Nach der Niederlage des IS in Syrien und dem Irak im Jahr 2019 und dem Tod vieler Führungspersonen verlagerte der IS seine Aktivitäten, wie zu Beginn, wieder ins Internet. So entstand eine neue Subkultur des Dschihad in den sozialen Medien. Das beweist auch das jüngste Attentat auf den Lehrer in der Kleinstadt Conflans-Sainte-Honorine bei Paris.

Der tschetschenische Täter postete Fotos und einen Bekennertext noch am Tatort auf Twitter, bevor er sich vom Tatort entfernte, so wichtig war ihm das Internet. Sein Bekennertext war ähnlich denen, die während der IS-Herrschaft in Syrien gepostet wurden. Damals wurden Geiseln vor laufenden Kameras erschossen, aber ebenfalls wie diesmal als „Hunde“ bezeichnet. Der Terrorist von Conflans wollte vor seinem Tod noch Ruhm und Anerkennung erhalten. Deshalb bediente er noch vor seinem Tod die Dschihad-Subkultur. Wenn man also diesen Terror bekämpfen will, muss man sie dort bekämpfen, wo sie ihren Ursprung hat, nämlich in den sozialen Medien. 

Comeback der Dschihad-Subkultur

Auch auf dem Twitter-Konto des Attentäters fanden sich, wie man nach der Tat feststellte, Enthauptungs-Videos, ohne dass der Täter auffällig geworden wäre, wie es aus Polizeikreisen hieß. Aber gerade diese grausamen Videos hätten bemerkt werden müssen. Auch dass in sozialen Medien immer noch konkrete Anweisungen zum Einsatz von Messern als Terrorwaffen kursieren, trotz zahlreicher Appelle auf Twitter, die entsprechenden Konten zu deaktivieren, ist eine grobe Nachlässigkeit, die sich in ständig steigenden Messerattentaten manifestiert.

Nach dem militärischen Ende des IS erleben wir eine Renaissance der IS-Dschihad-Subkultur in den sozialen Medien, nachdem sie in den letzten Jahren von Twitter, Facebook und sogar Telegram fast verschwunden war.

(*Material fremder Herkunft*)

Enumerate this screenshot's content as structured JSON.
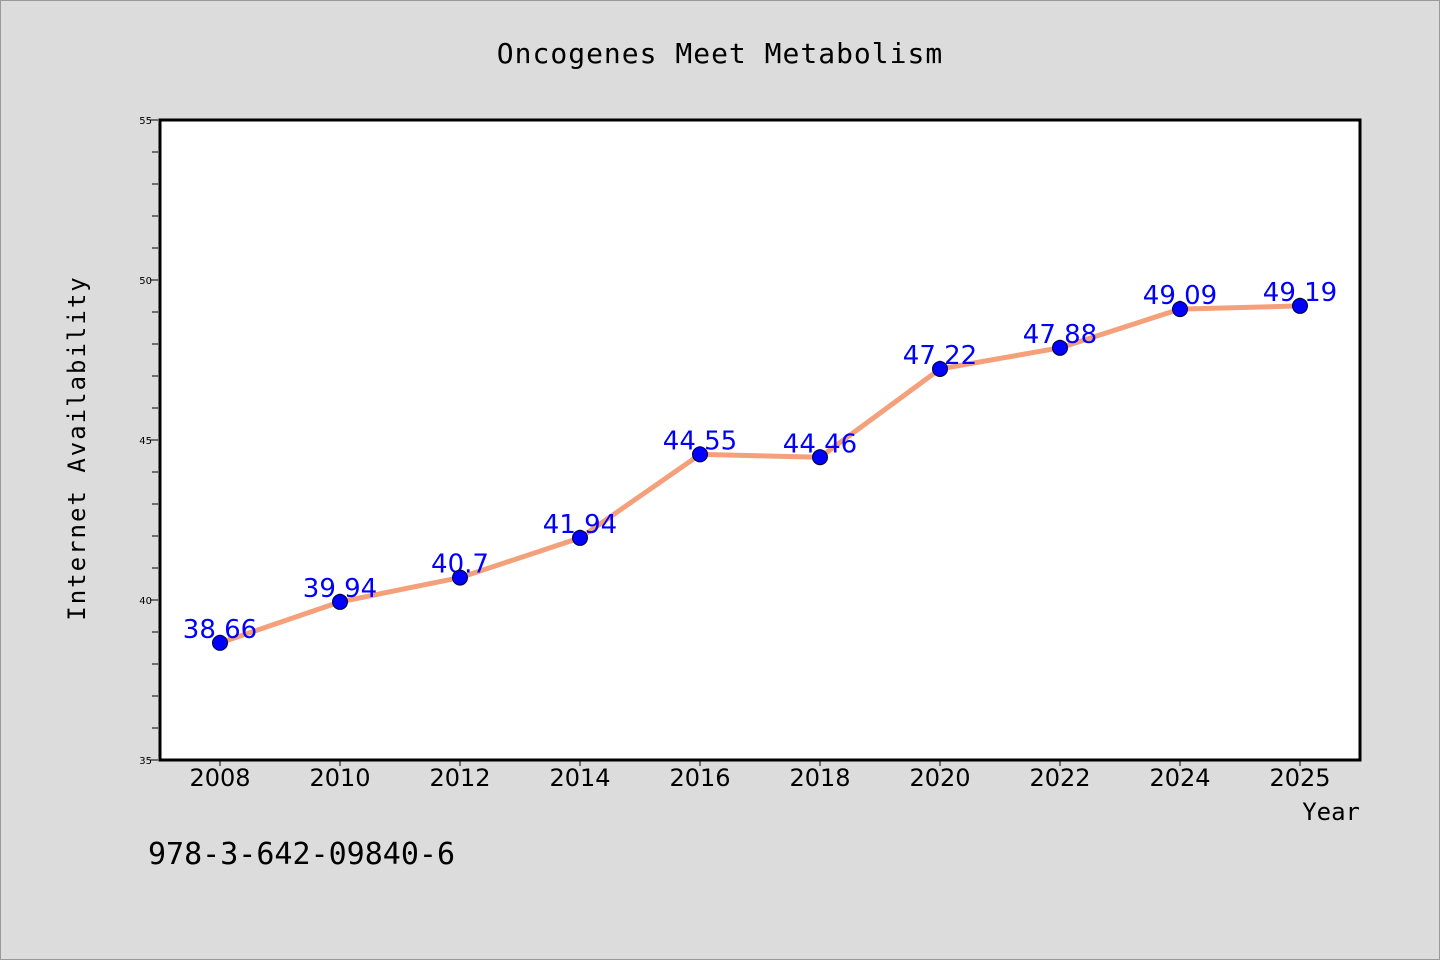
{
  "chart_data": {
    "type": "line",
    "title": "Oncogenes Meet Metabolism",
    "xlabel": "Year",
    "ylabel": "Internet Availability",
    "footer": "978-3-642-09840-6",
    "x": [
      2008,
      2010,
      2012,
      2014,
      2016,
      2018,
      2020,
      2022,
      2024,
      2025
    ],
    "x_tick_labels": [
      "2008",
      "2010",
      "2012",
      "2014",
      "2016",
      "2018",
      "2020",
      "2022",
      "2024",
      "2025"
    ],
    "series": [
      {
        "values": [
          38.66,
          39.94,
          40.7,
          41.94,
          44.55,
          44.46,
          47.22,
          47.88,
          49.09,
          49.19
        ],
        "data_labels": [
          "38.66",
          "39.94",
          "40.7",
          "41.94",
          "44.55",
          "44.46",
          "47.22",
          "47.88",
          "49.09",
          "49.19"
        ]
      }
    ],
    "ylim": [
      35,
      55
    ],
    "y_ticks": [
      35,
      40,
      45,
      50,
      55
    ],
    "y_minor_step": 1,
    "grid": false,
    "legend": "none",
    "colors": {
      "line": "#f4a07a",
      "marker": "#0000ff",
      "label": "#0000ff",
      "background": "#dcdcdc",
      "plot_background": "#ffffff"
    }
  }
}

Diese Entwicklung ist hochgefährlich. Bei jeder passenden Gelegenheit, wie etwa der endlosen Kontroversen um die Mohammed-Karikaturen, kann sie hochkommen und die Spaltung der Gesellschaft durch provozierte Stigmatisierung der Muslime vorantreiben, was das Hauptziel des IS ist.

In Frankreich hatte man trotz ständig wiederkehrender Terrorakte diese Entwicklung ignoriert. Mit pauschalisierenden Verurteilungen des Islam und muslimischer Subkulturen, wie sie Macron in seiner Separatismus-Rede vor drei Wochen betrieben hat, gewinnen Terrororganisationen Anhänger, gerade unter männlichen Jugendlichen, die sich beweisen wollen. Das sollte vermieden werden und stattdessen eine frühzeitige Erkennung der Bedrohung in den sozialen Medien Priorität haben. Israel praktiziert dies schon seit Jahren und hat die Anschlagszahlen damit in den Griff bekommen. 

Der Kampf gegen den Terror muss weitergeführt werden, vor allem online. Aber die als separatistisch bezeichneten Parallelgesellschaften sollten außen vor bleiben, denn die haben andere Gründe.